Reply to post: Foreboding Forecast?

No, no, you're all wrong. That's not a Kremlin agent. It's someone with 'inauthentic behavior'

Anonymous Coward
Anonymous Coward

Foreboding Forecast?

One does get a sense that governments all over are beginning to gun for Facebook, Twitter, Google. In my opinion their current business models are taking the companies on a road to corporate disaster, it's just a matter of when it becomes unsustainable in the face of regulation, laws, fines, and special taxes.

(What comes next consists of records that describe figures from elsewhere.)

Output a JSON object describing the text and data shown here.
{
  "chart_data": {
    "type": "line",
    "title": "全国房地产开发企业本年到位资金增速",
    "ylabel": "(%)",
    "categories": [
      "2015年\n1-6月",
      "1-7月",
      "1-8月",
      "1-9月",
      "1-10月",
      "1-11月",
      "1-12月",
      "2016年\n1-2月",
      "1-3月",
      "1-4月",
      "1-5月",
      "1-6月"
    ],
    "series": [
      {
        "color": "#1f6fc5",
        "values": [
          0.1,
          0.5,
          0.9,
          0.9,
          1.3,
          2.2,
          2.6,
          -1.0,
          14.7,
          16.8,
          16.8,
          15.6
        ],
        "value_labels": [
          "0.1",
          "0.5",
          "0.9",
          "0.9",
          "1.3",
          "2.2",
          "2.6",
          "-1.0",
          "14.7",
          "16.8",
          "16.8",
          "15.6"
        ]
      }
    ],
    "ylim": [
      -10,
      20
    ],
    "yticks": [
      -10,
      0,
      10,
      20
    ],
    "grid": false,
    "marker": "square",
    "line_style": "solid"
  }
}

It would be especially ironic if companies so fond of the word "trending" fail to respond to the likely changes in the legal environment within which they operate. Yet so far they sound like they're trying to ignore the increasing levels of government criticism, determined to not change at all, adamant that change is not required.

However, they have to greater or lesser extents admitted that change is required. Hence measures such as AI moderation. But clearly these are simply short term technological bluster because it isn't working and they're not going to work well enough soon enough. They not even keeping up with the trends in their users' activity (e.g. incitements to murder / genocide) that cause newsworthy events (the incited murders / genocide) that they themselves then report by scraping stories from other people's websites. Doesn't say much for their vaunted analytics, does it? At some point they're going to have to admit that they cannot adequately moderate the objectionable content, or prevent users creating more of it, or even spot it happening in the first place.

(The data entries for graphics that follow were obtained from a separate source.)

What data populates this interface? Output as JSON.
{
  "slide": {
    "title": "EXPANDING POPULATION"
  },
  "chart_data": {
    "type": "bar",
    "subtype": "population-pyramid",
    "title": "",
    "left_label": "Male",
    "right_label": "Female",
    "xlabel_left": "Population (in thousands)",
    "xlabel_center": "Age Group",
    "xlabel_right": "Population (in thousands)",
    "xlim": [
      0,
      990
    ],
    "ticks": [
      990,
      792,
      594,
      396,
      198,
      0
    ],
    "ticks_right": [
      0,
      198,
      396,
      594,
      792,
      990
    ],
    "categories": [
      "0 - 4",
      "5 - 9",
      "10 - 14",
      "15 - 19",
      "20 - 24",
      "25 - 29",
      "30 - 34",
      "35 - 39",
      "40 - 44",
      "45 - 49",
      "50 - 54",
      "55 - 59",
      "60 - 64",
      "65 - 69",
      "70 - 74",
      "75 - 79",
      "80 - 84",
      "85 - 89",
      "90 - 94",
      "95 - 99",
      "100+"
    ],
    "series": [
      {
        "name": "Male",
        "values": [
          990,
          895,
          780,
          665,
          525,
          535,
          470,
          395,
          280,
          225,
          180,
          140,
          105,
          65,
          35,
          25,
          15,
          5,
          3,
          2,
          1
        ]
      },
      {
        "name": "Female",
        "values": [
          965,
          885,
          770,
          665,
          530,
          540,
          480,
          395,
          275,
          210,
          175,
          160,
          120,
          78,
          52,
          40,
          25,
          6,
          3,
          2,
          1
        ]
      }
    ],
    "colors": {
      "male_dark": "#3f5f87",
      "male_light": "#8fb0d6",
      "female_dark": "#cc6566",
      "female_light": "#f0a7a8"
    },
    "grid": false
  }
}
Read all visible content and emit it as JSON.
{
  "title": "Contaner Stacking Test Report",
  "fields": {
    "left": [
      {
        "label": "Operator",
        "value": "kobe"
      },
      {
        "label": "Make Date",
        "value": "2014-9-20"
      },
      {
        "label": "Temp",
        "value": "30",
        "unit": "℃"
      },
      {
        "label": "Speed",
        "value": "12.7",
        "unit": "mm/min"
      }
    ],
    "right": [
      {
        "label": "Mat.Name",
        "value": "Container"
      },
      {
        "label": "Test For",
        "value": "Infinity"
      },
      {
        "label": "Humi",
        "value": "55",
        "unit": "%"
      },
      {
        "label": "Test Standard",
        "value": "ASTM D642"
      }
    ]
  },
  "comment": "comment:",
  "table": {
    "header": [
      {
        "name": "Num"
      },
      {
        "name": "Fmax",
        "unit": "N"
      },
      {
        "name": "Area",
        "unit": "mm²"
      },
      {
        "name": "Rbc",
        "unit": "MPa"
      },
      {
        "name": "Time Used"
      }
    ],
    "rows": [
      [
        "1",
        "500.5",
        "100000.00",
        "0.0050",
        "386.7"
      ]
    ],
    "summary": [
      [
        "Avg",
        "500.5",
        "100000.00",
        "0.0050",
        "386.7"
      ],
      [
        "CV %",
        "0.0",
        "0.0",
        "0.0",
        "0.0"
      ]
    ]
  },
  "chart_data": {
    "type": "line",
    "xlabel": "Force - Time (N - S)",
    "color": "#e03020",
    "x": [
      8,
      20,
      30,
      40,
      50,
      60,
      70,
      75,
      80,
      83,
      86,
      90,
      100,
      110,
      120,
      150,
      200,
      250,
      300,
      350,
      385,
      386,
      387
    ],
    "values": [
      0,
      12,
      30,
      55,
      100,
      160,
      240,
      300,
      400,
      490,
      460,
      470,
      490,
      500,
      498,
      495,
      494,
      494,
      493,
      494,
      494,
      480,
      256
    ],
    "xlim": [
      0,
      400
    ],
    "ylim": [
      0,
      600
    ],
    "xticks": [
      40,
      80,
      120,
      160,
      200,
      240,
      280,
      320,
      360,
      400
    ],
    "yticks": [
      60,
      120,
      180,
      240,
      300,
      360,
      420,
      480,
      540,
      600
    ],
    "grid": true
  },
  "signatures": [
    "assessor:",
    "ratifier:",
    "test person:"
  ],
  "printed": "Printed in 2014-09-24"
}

So then what? Take the rap, pay the fines, and carry on? Sounds unlikely. Force users to provide legally admissible ID (e.g. bank details, validated through a credit card transaction?) for accounts so that users take the rap in court instead? Sounds like the only way to survive. It also sounds like a good way of disappearing entirely if one is not offering a substantively useful service, because who really wants to have to pay for a myriad of frivolous messaging services when only one is needed?

I can see Google surviving such a transition, because they actually offer useful services (search, maps). Facebook, Twitter, Instagram, Snapchat? Likely not, especially if Google got its act together and did a decent messaging app and stuck with it for more than 6 months.

Question is, would Google then survive the resulting monopoly / anti-trust investigation? Probably not. They're already losing on that front anyway.

Interestingly I've not mentioned Amazon, Apple or Microsoft. Perhaps there really is a long term future in selling something tangible to paying customers for an honest profit, instead of syphoning off the advertising business.